Nous avons pu maintenir le jugement de bétail. Mais la crise de la Covid-19 nous a empêchés d’organiser notre Fête de la terre, c’est un vrai manque. Le budget d’un tel événement est de 80 000 €. Les partenariats n’ont pas été remis en cause, tout le monde nous suit mais nous perdons les entrées, les recettes de publicité. La Fête de la terre finance le salaire d’un animateur sur l’année. Alors, nous avons innové en lançant une chasse au trésor pour le grand public, pour les familles. Et ce fut un succès ! C’était l’occasion de prouver, une fois de plus, à nos adhérents et à nos partenaires nos valeurs, notre capacité à relever des défis et à rester debout alors que notre tissu économique et social s’effondre face à la
Covid-19. Je tiens sincèrement à les remercier ! Notre situation financière saine nous permet de tenir mais, je ne suis pas contre un retour à la normal pour 2021.
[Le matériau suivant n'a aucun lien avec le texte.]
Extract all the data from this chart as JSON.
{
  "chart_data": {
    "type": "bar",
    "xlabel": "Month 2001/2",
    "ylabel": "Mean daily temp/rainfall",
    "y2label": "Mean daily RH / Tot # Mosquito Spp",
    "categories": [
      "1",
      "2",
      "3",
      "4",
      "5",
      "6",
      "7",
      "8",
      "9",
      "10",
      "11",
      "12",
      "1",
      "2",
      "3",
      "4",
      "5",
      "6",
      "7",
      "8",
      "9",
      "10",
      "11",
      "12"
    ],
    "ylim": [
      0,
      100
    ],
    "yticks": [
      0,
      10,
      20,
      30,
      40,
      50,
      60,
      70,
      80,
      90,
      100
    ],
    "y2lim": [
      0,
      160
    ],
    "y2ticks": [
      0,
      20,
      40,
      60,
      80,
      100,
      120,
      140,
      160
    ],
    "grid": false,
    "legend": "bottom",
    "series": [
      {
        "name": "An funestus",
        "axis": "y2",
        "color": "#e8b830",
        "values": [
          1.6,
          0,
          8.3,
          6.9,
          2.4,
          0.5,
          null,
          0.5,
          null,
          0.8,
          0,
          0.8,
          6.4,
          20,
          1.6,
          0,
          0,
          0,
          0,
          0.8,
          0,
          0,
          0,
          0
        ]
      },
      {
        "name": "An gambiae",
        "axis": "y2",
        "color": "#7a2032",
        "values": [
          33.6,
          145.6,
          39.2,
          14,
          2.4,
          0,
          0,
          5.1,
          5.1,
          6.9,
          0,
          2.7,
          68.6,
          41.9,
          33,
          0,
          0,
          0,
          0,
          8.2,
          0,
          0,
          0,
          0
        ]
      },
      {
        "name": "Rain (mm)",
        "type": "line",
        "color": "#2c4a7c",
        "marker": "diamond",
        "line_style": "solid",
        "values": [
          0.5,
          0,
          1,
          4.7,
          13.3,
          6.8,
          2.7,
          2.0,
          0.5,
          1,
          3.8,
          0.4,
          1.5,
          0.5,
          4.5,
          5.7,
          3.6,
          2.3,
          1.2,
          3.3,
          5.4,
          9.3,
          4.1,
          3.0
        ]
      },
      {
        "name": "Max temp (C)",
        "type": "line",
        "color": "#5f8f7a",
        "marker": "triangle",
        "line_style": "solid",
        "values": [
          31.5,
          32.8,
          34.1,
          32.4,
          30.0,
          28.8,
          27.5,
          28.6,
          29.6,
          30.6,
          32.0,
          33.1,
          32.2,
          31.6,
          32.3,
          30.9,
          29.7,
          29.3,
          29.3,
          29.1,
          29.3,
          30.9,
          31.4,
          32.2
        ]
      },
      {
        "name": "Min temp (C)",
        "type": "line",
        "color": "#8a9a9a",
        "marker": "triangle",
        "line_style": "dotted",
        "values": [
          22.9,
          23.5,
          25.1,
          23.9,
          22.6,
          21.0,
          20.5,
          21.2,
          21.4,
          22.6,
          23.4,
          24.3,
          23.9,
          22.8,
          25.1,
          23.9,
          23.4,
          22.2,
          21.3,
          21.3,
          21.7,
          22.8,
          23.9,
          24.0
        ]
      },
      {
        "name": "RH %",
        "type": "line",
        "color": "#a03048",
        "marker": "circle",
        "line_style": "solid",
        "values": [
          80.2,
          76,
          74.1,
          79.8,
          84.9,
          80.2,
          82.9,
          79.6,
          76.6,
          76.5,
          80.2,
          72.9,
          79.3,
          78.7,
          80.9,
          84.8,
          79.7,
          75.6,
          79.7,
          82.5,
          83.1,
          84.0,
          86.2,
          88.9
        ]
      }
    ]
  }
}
>> Vous étiez à La Baule pour le congrès des JA, du 27 au 29 octobre, juste avant le reconfinement. C’était comment ?
Je salue les organisateurs, les protocoles de sécurité sanitaire ont été suivis à la lettre. À défaut de festoyer, nous avons bien travaillé, notamment sur le rapport d’orientation. Pour accompagner l’installation et la transmission, on a, entre autres, parlé de mettre en place un guichet unique pour les porteurs de projets et les cédants, pour faciliter la communication et les échanges. Encore aujourd’hui, beaucoup de cédants n’anticipent pas suffisamment tôt leur départ en retraite.
>> Et si vous aviez un message à faire passer ?
Il y a aussi, parfois, le regard négatif que porte le futur cédant sur son système ou plus globalement sur son exploitation et qui le détourne de la voie installation. L’attractivité est pourtant une notion bien mystérieuse. Comprenez par-là que le candidat à l’installation peut jeter son dévolu sur une exploitation pour des qualités que l’agriculteur en place ne mesure pas. Quand un jeune cherche à s’installer, le cédant doit accepter qu’il ne reprenne pas l’outil à l’identique, qu’il fasse autre chose. C’est pour moi l’une des clés de la réussite : faire, avant tout, ce dont on a envie ! Pour que les rêves laissent place à la réalité.